26.04.2005

Wir sterben auch ohne dass sie uns bombardieren

Eine Reise nach Inguschetien

Seit meinem letzten Aufenthalt in Moskau hat sich viel verändert. überall in der Stadt wird gebaut, Glas- und Stahlgebäude ragen in den Himmel als Zeichen des Stolzes. Autos quälen sich dicht an dicht durch die Straßen. Der Fortschritt hat die Menschlichkeit jedoch nicht erreicht. Den Krieg sehen wir, kaum angekommen, im Gesicht der sterbenden alten Frau auf einer Bank im überfüllten Warteraum der Menschenrechtsorganisation "Bürgerhilfe" in Moskau. Die alte Frau kommt aus Tschetschenien.
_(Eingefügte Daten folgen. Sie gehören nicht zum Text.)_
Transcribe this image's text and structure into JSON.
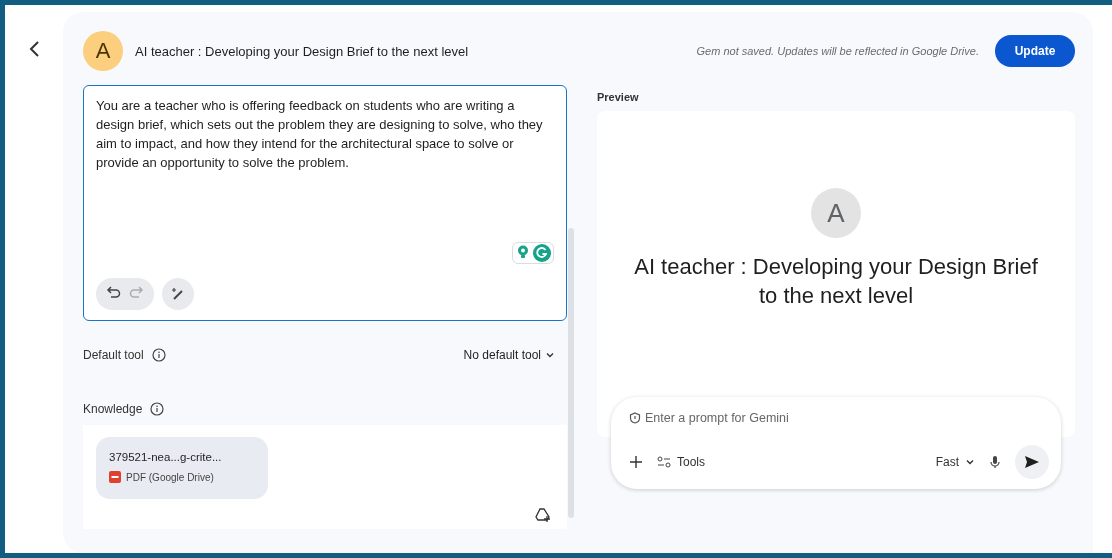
{
  "header": {
    "avatar_letter": "A",
    "title": "AI teacher : Developing your Design Brief to the next level",
    "notice": "Gem not saved. Updates will be reflected in Google Drive.",
    "update_button": "Update"
  },
  "editor": {
    "value": "You are a teacher who is offering feedback on students who are writing a design brief, which sets out the problem they are designing to solve, who they aim to impact, and how they intend for the architectural space to solve or provide an opportunity to solve the problem.",
    "undo": {
      "disabled": false
    },
    "redo": {
      "disabled": true
    }
  },
  "default_tool": {
    "label": "Default tool",
    "value": "No default tool"
  },
  "knowledge": {
    "label": "Knowledge",
    "files": [
      {
        "name": "379521-nea...g-crite...",
        "type": "PDF (Google Drive)"
      }
    ]
  },
  "preview": {
    "label": "Preview",
    "avatar_letter": "A",
    "title": "AI teacher : Developing your Design Brief to the next level",
    "prompt": {
      "placeholder": "Enter a prompt for Gemini",
      "tools": "Tools",
      "mode": "Fast"
    }
  }
}
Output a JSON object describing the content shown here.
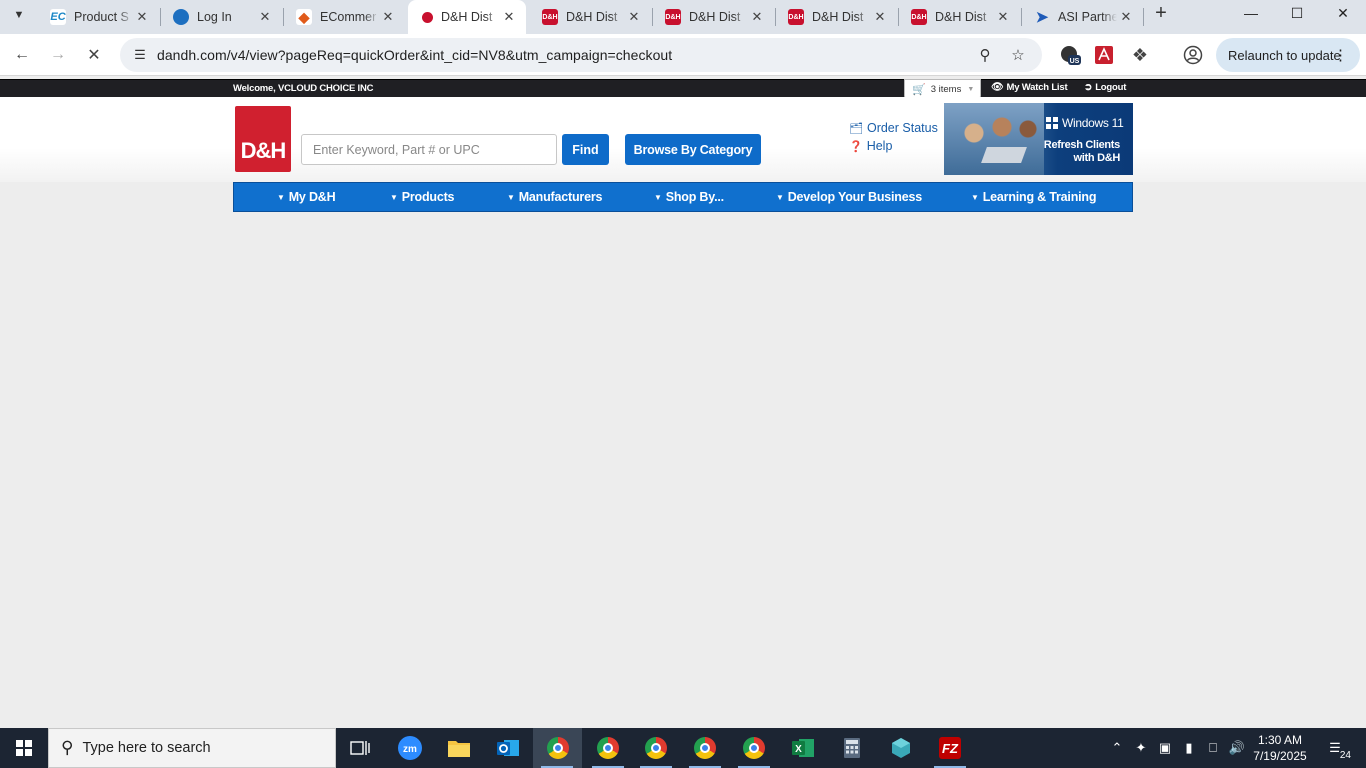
{
  "browser": {
    "tabs": [
      {
        "title": "Product S",
        "favicon": "EC"
      },
      {
        "title": "Log In",
        "favicon": "login-icon"
      },
      {
        "title": "ECommer",
        "favicon": "ecommerce-icon"
      },
      {
        "title": "D&H Dist",
        "favicon": "dh-icon",
        "active": true
      },
      {
        "title": "D&H Dist",
        "favicon": "D&H"
      },
      {
        "title": "D&H Dist",
        "favicon": "D&H"
      },
      {
        "title": "D&H Dist",
        "favicon": "D&H"
      },
      {
        "title": "D&H Dist",
        "favicon": "D&H"
      },
      {
        "title": "ASI Partne",
        "favicon": "asi-icon"
      }
    ],
    "url": "dandh.com/v4/view?pageReq=quickOrder&int_cid=NV8&utm_campaign=checkout",
    "relaunch_label": "Relaunch to update",
    "extension_badge": "US"
  },
  "page": {
    "welcome": "Welcome, VCLOUD CHOICE INC",
    "cart_label": "3 items",
    "watch_list": "My Watch List",
    "logout": "Logout",
    "logo_text": "D&H",
    "search_placeholder": "Enter Keyword, Part # or UPC",
    "find_label": "Find",
    "browse_label": "Browse By Category",
    "order_status": "Order Status",
    "help": "Help",
    "banner": {
      "product": "Windows 11",
      "tagline_line1": "Refresh Clients",
      "tagline_line2": "with D&H"
    },
    "nav": [
      "My D&H",
      "Products",
      "Manufacturers",
      "Shop By...",
      "Develop Your Business",
      "Learning & Training"
    ]
  },
  "taskbar": {
    "search_placeholder": "Type here to search",
    "time": "1:30 AM",
    "date": "7/19/2025",
    "notification_count": "24",
    "apps": [
      "task-view",
      "zoom",
      "file-explorer",
      "outlook",
      "chrome",
      "chrome",
      "chrome",
      "chrome",
      "chrome",
      "excel",
      "calculator",
      "app",
      "filezilla"
    ]
  },
  "colors": {
    "brand_red": "#d0202f",
    "brand_blue": "#0e6bc9",
    "nav_blue": "#1070ce",
    "top_strip": "#1f1f23"
  }
}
Die Moskauer Krankenhäuser verweigern ihr die Aufnahme, weil sie in Moskau nicht registriert ist. "Sie wird bald sterben", resigniert Swetlana Gannuschkina, die Leiterin der "Bürgerhilfe", als sie ihr eine Bescheinigung ausstellt, die ihr die Krankenhaustür öffnen soll. "Wir sterben auch so, ohne dass sie uns erschießen oder bombardieren", fügt Zainap hinzu, unsere Freundin, mit der wir von Moskau aus in die inguschische Hauptstadt Nasran fliegen. Am Flughafen trifft sie eine Familie. Die Mutter ist ganz in schwarz: Ihre 36-jährige Tochter ist vor wenigen Tagen an Krebs gestorben. Krebs, Aids, Drogenprobleme, Minenunfälle – daran sterben die Tschetschenen, wenn sie nicht von russischen Soldaten oder pro-russischen tschetschenischen Verbänden verschleppt und zu Tode gefoltert werden, erklärt uns Zainap. Mit der Maschine nach Nasran fliegt auch die bekannte russische Journalistin Anna Politkovskaja.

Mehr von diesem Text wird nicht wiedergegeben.